Cada vez hay menos casas y departamentos en alquiler porque al propietario no le es rentable y, por otro lado, más personas buscan inmuebles para alquilar, pero no llegan a cumplir los requisitos o directamente no pueden pagar lo que se pide. Ante esta situación, hay una oferta cada vez más acotada y una demanda que sigue creciendo.
Quienes están ya alquilando una propiedad sufren encima los aumentos que quedaron establecidos según la nueva normativa. Según la ley, el valor mensual debe actualizarse anualmente utilizando un índice, conformado en partes iguales por las variaciones del índice de precios al consumidor (IPC) y la remuneración de los trabajadores estables (RIPTE), que publica el Banco Central. Esta regulación rige para los contratos celebrados desde el 1° de julio de 2020.
El último aumento es de entre el 48% y el 57% para los contratos que haya que renovar en octubre, un índice que complicará a más de uno y que seguramente obligará a algunas familias a salir a buscar otras propiedades para alquilar.
A esto se suma que no hay crédito hipotecario y la clase media sigue sin poder acceder a comprar su casa propia, por lo que la única opción para muchos sigue siendo alquilar. Situación que no es tan fácil hacerle frente con un poder adquisitivo que sigue cayendo frente a la inflación desorbitante que el Gobierno no sabe cómo controlar.
Quienes tuvieron la suerte de acceder a su casa propia durante el gobierno anterior a través de los créditos UVA, ahora están con serias dificultades para hacer frente a la cuota y, en muchos casos, quieren vender las casas, sin mencionar a todos los que directamente han tenido que dejar de pagar. Ante esta situación, el gobierno nacional sigue mirando para otro lado, pese a las promesas de buscar una solución para las más de 100.000 familias afectadas en todo el país.

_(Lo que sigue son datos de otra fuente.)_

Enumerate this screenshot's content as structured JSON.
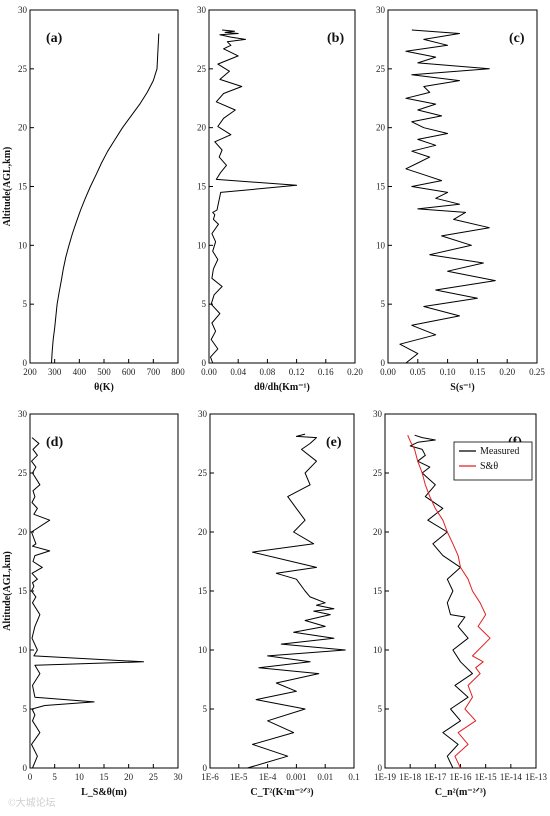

El tema de la vivienda en nuestro país sigue siendo un problema sin resolver. Las personas de menos recursos, en muchos casos, viven en casas precarias, hacinadas o en condiciones paupérrimas, mientras que la clase media tiene dificultades para alquilar y no puede ni soñar en tener su casa propia porque no hay créditos ni facilidades.
Un tema como tantos otros de los que nadie se ocupa y, que pese a ser una necesidad básica, no aparece como prioritario.